To the right is the kitchen, forward is the living room/my host parents' bedroom. To the left is the hallway and the first door on the left is the toilet room. Just a toilet. It's got a padded seat, which is going to be super nice when it's freezing and I won't have to set bare skin on subarctic temperature porcelain! The next door on your left is the bathroom. There's a bathtub, a mirror to your left, and a small washing machine to the right.

Straight down the hall is Tanya's room, and to the right is my room. My room has wallpaper on it--a grey/black floral design. It looks very 80s to me. My bed is pretty large, and there are massive cabinets every where. I have a table and chair for studying, and there's a balcony in my room where the laundry is often hung.

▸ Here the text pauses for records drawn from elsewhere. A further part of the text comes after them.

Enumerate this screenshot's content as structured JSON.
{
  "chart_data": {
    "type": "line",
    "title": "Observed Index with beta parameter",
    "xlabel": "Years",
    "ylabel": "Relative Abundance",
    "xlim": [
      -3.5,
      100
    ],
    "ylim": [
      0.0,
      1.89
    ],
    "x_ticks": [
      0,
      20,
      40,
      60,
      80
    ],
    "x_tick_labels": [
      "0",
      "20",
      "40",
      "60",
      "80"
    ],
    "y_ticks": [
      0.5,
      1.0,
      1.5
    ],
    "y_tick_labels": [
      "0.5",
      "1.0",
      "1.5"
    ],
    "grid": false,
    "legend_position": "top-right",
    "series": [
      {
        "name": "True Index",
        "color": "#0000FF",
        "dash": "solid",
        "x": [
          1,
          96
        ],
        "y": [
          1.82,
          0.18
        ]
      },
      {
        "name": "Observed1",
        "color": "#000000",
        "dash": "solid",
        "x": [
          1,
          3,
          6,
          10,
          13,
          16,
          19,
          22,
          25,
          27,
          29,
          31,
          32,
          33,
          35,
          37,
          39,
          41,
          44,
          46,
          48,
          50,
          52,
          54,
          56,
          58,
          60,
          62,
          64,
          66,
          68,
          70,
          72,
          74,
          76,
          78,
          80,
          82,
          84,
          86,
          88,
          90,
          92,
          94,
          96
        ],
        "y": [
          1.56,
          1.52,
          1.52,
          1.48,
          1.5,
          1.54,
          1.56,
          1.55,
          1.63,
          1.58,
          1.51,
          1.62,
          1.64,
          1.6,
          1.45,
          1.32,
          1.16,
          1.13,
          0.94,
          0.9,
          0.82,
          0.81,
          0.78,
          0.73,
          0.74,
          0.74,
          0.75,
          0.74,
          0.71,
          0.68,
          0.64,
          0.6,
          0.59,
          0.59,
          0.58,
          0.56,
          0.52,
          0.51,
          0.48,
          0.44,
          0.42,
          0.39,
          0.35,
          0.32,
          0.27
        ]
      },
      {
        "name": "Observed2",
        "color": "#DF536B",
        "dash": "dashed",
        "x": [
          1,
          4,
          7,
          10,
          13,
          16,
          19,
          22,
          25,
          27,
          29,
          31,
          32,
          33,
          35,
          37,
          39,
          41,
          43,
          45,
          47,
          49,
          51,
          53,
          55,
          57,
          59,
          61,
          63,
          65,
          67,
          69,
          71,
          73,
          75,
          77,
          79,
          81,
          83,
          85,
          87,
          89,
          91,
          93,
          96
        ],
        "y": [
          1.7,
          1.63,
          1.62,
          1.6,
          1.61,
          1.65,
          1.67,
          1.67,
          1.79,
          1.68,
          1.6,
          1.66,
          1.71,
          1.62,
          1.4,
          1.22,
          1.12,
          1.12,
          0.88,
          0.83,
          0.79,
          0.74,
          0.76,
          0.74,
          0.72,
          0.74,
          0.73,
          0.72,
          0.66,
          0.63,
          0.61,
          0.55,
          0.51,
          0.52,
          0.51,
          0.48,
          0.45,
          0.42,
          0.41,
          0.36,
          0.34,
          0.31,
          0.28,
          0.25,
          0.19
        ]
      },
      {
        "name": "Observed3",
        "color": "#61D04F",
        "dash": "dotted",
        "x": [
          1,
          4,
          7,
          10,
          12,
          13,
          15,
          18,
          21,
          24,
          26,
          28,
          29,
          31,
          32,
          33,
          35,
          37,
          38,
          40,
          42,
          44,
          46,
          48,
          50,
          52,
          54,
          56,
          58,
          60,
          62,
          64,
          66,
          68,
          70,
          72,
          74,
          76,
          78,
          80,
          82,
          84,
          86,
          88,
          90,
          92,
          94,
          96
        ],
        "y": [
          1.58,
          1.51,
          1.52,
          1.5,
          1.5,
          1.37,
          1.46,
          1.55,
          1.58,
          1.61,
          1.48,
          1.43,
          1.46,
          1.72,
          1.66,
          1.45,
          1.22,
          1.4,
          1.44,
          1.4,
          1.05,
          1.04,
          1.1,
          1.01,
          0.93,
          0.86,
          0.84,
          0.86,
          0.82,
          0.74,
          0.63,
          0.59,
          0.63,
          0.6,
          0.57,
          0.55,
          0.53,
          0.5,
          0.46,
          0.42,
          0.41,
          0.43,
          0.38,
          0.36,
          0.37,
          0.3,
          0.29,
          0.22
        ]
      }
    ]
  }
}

My routine: In the morning I wake up to my alarm. It's the Superman theme. Then I tell it to wake me up in 10 minutes. Then I tell it wake me up in 5 minutes. I then get up and fold my blanket and put it in the cabinet, I fold my sheet and cuddle blanket and put them in the cabinet, I put my pillows in the cabinet, shut it, straighten the decorative blanket on the bed and put on the decoration pillows. By this time my host mom has gotten up and peeked her head in to say good morning and has started breakfast. I put my stuff for class on the bed along with my bag. I pick out my clothes and change from my yummy fleece pajamas to long underwear, black pants, formal shirt and sweater. I then go eat too much breakfast. Always have coffee or chai. I sit on the side of the tub and brush my teeth using the bathtub as a sink. I then apply makeup, throw my crap in my bag and leave for my lesson.

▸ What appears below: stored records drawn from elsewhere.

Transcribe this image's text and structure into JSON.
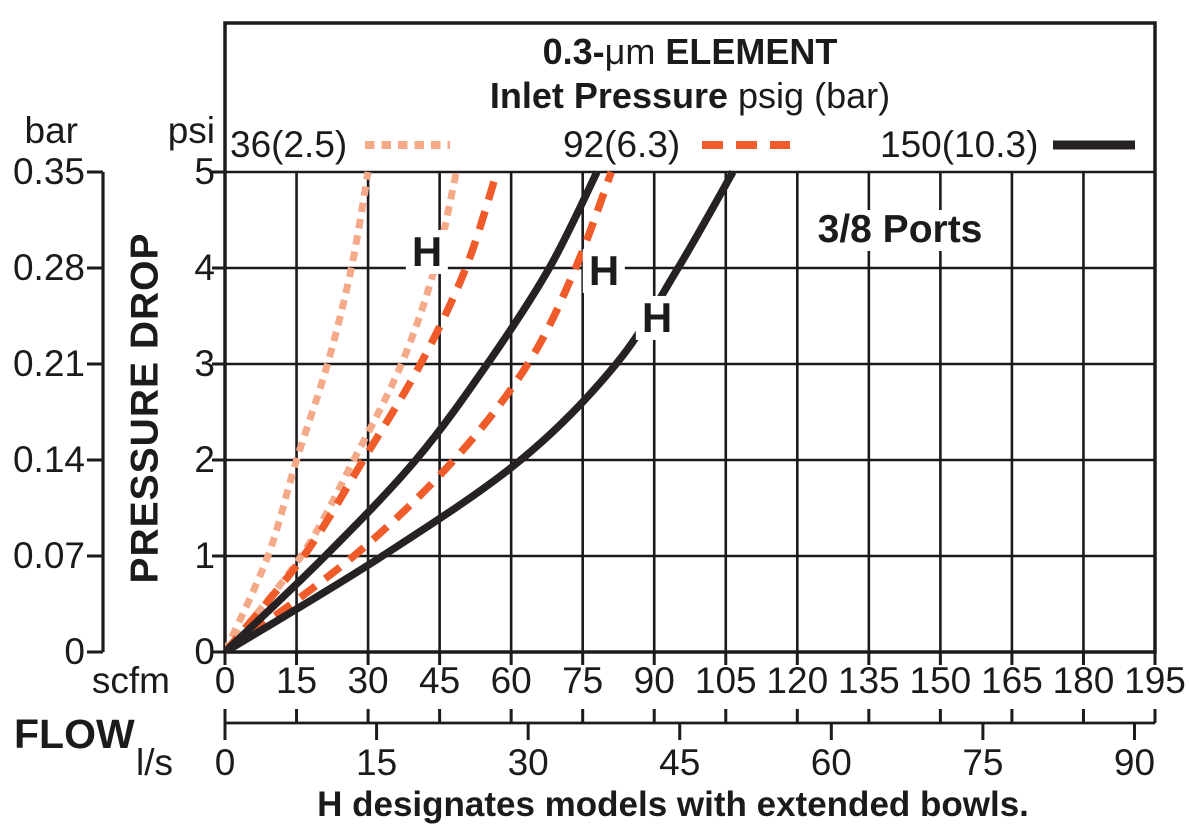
{
  "title": {
    "element_prefix": "0.3-",
    "element_mu": "μm",
    "element_suffix": " ELEMENT",
    "pressure_bold": "Inlet Pressure",
    "pressure_rest": " psig (bar)"
  },
  "legend": {
    "items": [
      {
        "label": "36(2.5)",
        "line": "dotted",
        "color": "#F4A988"
      },
      {
        "label": "92(6.3)",
        "line": "dashed",
        "color": "#EF5B29"
      },
      {
        "label": "150(10.3)",
        "line": "solid",
        "color": "#262223"
      }
    ]
  },
  "annotations": {
    "ports": "3/8 Ports",
    "h_labels": [
      "H",
      "H",
      "H"
    ],
    "note": "H designates models with extended bowls."
  },
  "axes": {
    "pressure": {
      "bar_header": "bar",
      "psi_header": "psi",
      "axis_label": "PRESSURE DROP",
      "bar_ticks": [
        "0.35",
        "0.28",
        "0.21",
        "0.14",
        "0.07",
        "0"
      ],
      "psi_ticks": [
        "5",
        "4",
        "3",
        "2",
        "1",
        "0"
      ]
    },
    "flow": {
      "flow_label": "FLOW",
      "scfm_unit": "scfm",
      "ls_unit": "l/s",
      "scfm_ticks": [
        "0",
        "15",
        "30",
        "45",
        "60",
        "75",
        "90",
        "105",
        "120",
        "135",
        "150",
        "165",
        "180",
        "195"
      ],
      "ls_ticks": [
        "0",
        "15",
        "30",
        "45",
        "60",
        "75",
        "90"
      ]
    }
  },
  "chart_data": {
    "type": "line",
    "title": "0.3-μm ELEMENT",
    "subtitle": "Inlet Pressure psig (bar)",
    "x_axis": {
      "label": "FLOW",
      "units": [
        "scfm",
        "l/s"
      ],
      "scfm_range": [
        0,
        195
      ],
      "scfm_tick_step": 15,
      "ls_range": [
        0,
        90
      ],
      "ls_tick_step": 15
    },
    "y_axis": {
      "label": "PRESSURE DROP",
      "units": [
        "psi",
        "bar"
      ],
      "psi_range": [
        0,
        5
      ],
      "psi_tick_step": 1,
      "bar_tick_values": [
        0,
        0.07,
        0.14,
        0.21,
        0.28,
        0.35
      ]
    },
    "grid": true,
    "legend_position": "top",
    "series": [
      {
        "name": "36(2.5)",
        "inlet_pressure_psig": 36,
        "inlet_pressure_bar": 2.5,
        "variant": "standard",
        "line": "dotted",
        "color": "#F4A988",
        "psi": [
          0,
          1,
          2,
          3,
          4,
          5
        ],
        "scfm": [
          0,
          9,
          15,
          21.5,
          26.5,
          30
        ]
      },
      {
        "name": "36(2.5) H",
        "inlet_pressure_psig": 36,
        "inlet_pressure_bar": 2.5,
        "variant": "extended-bowl",
        "line": "dotted",
        "color": "#F4A988",
        "psi": [
          0,
          1,
          2,
          3,
          4,
          5
        ],
        "scfm": [
          0,
          16,
          27,
          37,
          44,
          48.5
        ]
      },
      {
        "name": "92(6.3)",
        "inlet_pressure_psig": 92,
        "inlet_pressure_bar": 6.3,
        "variant": "standard",
        "line": "dashed",
        "color": "#EF5B29",
        "psi": [
          0,
          1,
          2,
          3,
          4,
          5
        ],
        "scfm": [
          0,
          16.5,
          29,
          41,
          50.5,
          57
        ]
      },
      {
        "name": "92(6.3) H",
        "inlet_pressure_psig": 92,
        "inlet_pressure_bar": 6.3,
        "variant": "extended-bowl",
        "line": "dashed",
        "color": "#EF5B29",
        "psi": [
          0,
          1,
          2,
          3,
          4,
          5
        ],
        "scfm": [
          0,
          27,
          48,
          63.5,
          73.5,
          81
        ]
      },
      {
        "name": "150(10.3)",
        "inlet_pressure_psig": 150,
        "inlet_pressure_bar": 10.3,
        "variant": "standard",
        "line": "solid",
        "color": "#262223",
        "psi": [
          0,
          1,
          2,
          3,
          4,
          5
        ],
        "scfm": [
          0,
          21,
          40,
          55,
          68,
          78
        ]
      },
      {
        "name": "150(10.3) H",
        "inlet_pressure_psig": 150,
        "inlet_pressure_bar": 10.3,
        "variant": "extended-bowl",
        "line": "solid",
        "color": "#262223",
        "psi": [
          0,
          1,
          2,
          3,
          4,
          5
        ],
        "scfm": [
          0,
          33,
          62,
          82,
          95,
          106.5
        ]
      }
    ]
  }
}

Dom Dva. I have hit the jackpot. It means "House 2". Think Top Model meets Big Brother only with more rolling in flour (thank you, Amy, for giving me this description). Thanks to the power of my camera, I have recorded bits of Dom Dva for your viewing pleasure. Sadly, I missed most of the part where the model was attacking her boyfriend--I did catch the tail end where she was flailing her fists at him and crying. This is High Drama. Think the Puck season of Real World. Exactly--this is Real World, Russia! The commercials are pretty damn funny as well--I took a video of those.

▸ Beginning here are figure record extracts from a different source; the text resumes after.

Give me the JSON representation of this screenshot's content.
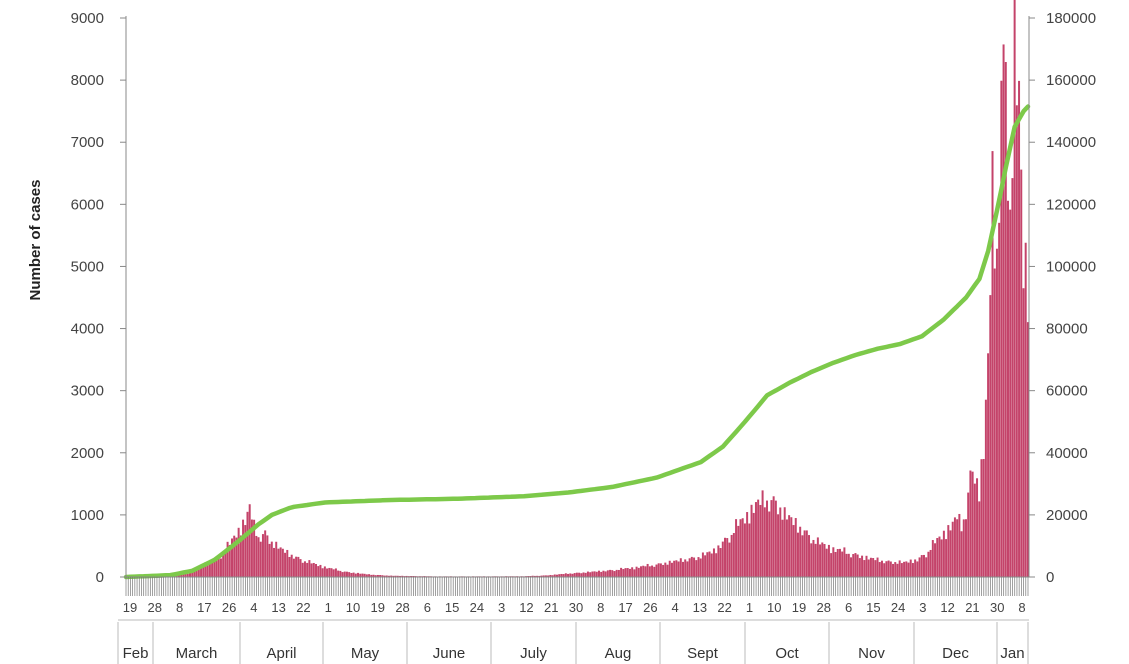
{
  "chart_data": {
    "type": "bar",
    "title": "",
    "ylabel": "Number of cases",
    "y2label": "",
    "ylim": [
      0,
      9000
    ],
    "y2lim": [
      0,
      180000
    ],
    "y_ticks": [
      "0",
      "1000",
      "2000",
      "3000",
      "4000",
      "5000",
      "6000",
      "7000",
      "8000",
      "9000"
    ],
    "y2_ticks": [
      "0",
      "20000",
      "40000",
      "60000",
      "80000",
      "100000",
      "120000",
      "140000",
      "160000",
      "180000"
    ],
    "grid": false,
    "colors": {
      "bars": "#c4436a",
      "line": "#7dc94a"
    },
    "day_labels": [
      "19",
      "28",
      "8",
      "17",
      "26",
      "4",
      "13",
      "22",
      "1",
      "10",
      "19",
      "28",
      "6",
      "15",
      "24",
      "3",
      "12",
      "21",
      "30",
      "8",
      "17",
      "26",
      "4",
      "13",
      "22",
      "1",
      "10",
      "19",
      "28",
      "6",
      "15",
      "24",
      "3",
      "12",
      "21",
      "30",
      "8"
    ],
    "months": [
      "Feb",
      "March",
      "April",
      "May",
      "June",
      "July",
      "Aug",
      "Sept",
      "Oct",
      "Nov",
      "Dec",
      "Jan"
    ],
    "series": [
      {
        "type": "bar",
        "axis": "left",
        "points": [
          [
            0,
            0
          ],
          [
            10,
            0
          ],
          [
            20,
            5
          ],
          [
            28,
            60
          ],
          [
            35,
            200
          ],
          [
            42,
            320
          ],
          [
            47,
            520
          ],
          [
            50,
            700
          ],
          [
            54,
            900
          ],
          [
            56,
            1100
          ],
          [
            58,
            800
          ],
          [
            60,
            650
          ],
          [
            63,
            700
          ],
          [
            66,
            560
          ],
          [
            70,
            450
          ],
          [
            75,
            350
          ],
          [
            80,
            270
          ],
          [
            86,
            200
          ],
          [
            92,
            140
          ],
          [
            100,
            80
          ],
          [
            110,
            40
          ],
          [
            120,
            20
          ],
          [
            140,
            10
          ],
          [
            160,
            10
          ],
          [
            180,
            12
          ],
          [
            190,
            25
          ],
          [
            200,
            55
          ],
          [
            210,
            80
          ],
          [
            220,
            110
          ],
          [
            230,
            150
          ],
          [
            240,
            200
          ],
          [
            250,
            260
          ],
          [
            260,
            330
          ],
          [
            266,
            420
          ],
          [
            270,
            550
          ],
          [
            275,
            750
          ],
          [
            280,
            950
          ],
          [
            285,
            1150
          ],
          [
            290,
            1250
          ],
          [
            294,
            1200
          ],
          [
            298,
            1000
          ],
          [
            303,
            850
          ],
          [
            308,
            700
          ],
          [
            313,
            550
          ],
          [
            320,
            450
          ],
          [
            328,
            380
          ],
          [
            336,
            300
          ],
          [
            344,
            250
          ],
          [
            352,
            230
          ],
          [
            358,
            280
          ],
          [
            362,
            380
          ],
          [
            366,
            550
          ],
          [
            370,
            700
          ],
          [
            374,
            850
          ],
          [
            376,
            950
          ],
          [
            378,
            800
          ],
          [
            380,
            1100
          ],
          [
            382,
            1600
          ],
          [
            384,
            1700
          ],
          [
            386,
            1400
          ],
          [
            388,
            2000
          ],
          [
            390,
            3400
          ],
          [
            392,
            6100
          ],
          [
            394,
            5200
          ],
          [
            396,
            7800
          ],
          [
            398,
            8200
          ],
          [
            400,
            6000
          ],
          [
            402,
            8100
          ],
          [
            404,
            7500
          ],
          [
            406,
            5000
          ],
          [
            408,
            4900
          ]
        ]
      },
      {
        "type": "line",
        "axis": "right",
        "points": [
          [
            0,
            0
          ],
          [
            20,
            600
          ],
          [
            30,
            2000
          ],
          [
            40,
            5500
          ],
          [
            50,
            11000
          ],
          [
            60,
            17000
          ],
          [
            66,
            20000
          ],
          [
            75,
            22500
          ],
          [
            90,
            24000
          ],
          [
            120,
            24800
          ],
          [
            150,
            25200
          ],
          [
            180,
            26000
          ],
          [
            200,
            27200
          ],
          [
            220,
            29000
          ],
          [
            240,
            32000
          ],
          [
            260,
            37000
          ],
          [
            270,
            42000
          ],
          [
            280,
            50000
          ],
          [
            290,
            58500
          ],
          [
            300,
            62500
          ],
          [
            310,
            66000
          ],
          [
            320,
            69000
          ],
          [
            330,
            71500
          ],
          [
            340,
            73500
          ],
          [
            350,
            75000
          ],
          [
            360,
            77500
          ],
          [
            370,
            83000
          ],
          [
            380,
            90000
          ],
          [
            386,
            96000
          ],
          [
            390,
            105000
          ],
          [
            394,
            118000
          ],
          [
            398,
            132000
          ],
          [
            402,
            145000
          ],
          [
            406,
            150000
          ],
          [
            408,
            151500
          ]
        ]
      }
    ]
  }
}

My host mom gave me a shirt. It's so Ukrainian! It's a light blue/grey color and it's ANIMAL PRINT! Sweet! I've never owned anything animal print and now I do. I'll be the most fashionable PCV here! heh.

Today I had a tiny bit of a tough day. I've noticed that Ukrainians have their personal volume set about two notches higher than Americans. Or they're doing what we do when people can't speak English--you speak louder. ^_^. My host sister often tells me what to do in a very matter of fact way "Julia, EAT. Julia, GO TO BED. Julia, GO TO BATH."


My first host sister

Which is fine and I take these as a) a rite of passage b) temporary c) a way of showing care. But still, there's a lot of loud directed my way and I absorb it well, I think. So my host sister and I went out to the 75th anniversary celebration of Chirnihiv being made capital city of this Oblast, and we were going around to food vendors and I was asking her what things were, and she yelled at me "I DON'T KNOW." I kind of lost it internally and held it in. A little later when I thought I was composed I said "Please don't yell at me for asking you what something is." Only my stupid eye started leaking and she said "please don't cry--I'm sorry." I have no idea why it got to me all at once, but it did. I think every once in a while things just overwhelm, and there's enough here that's NEW and DIFFERENT that sometimes really small things can tip over the internal order that was much more precariously perched than you realized.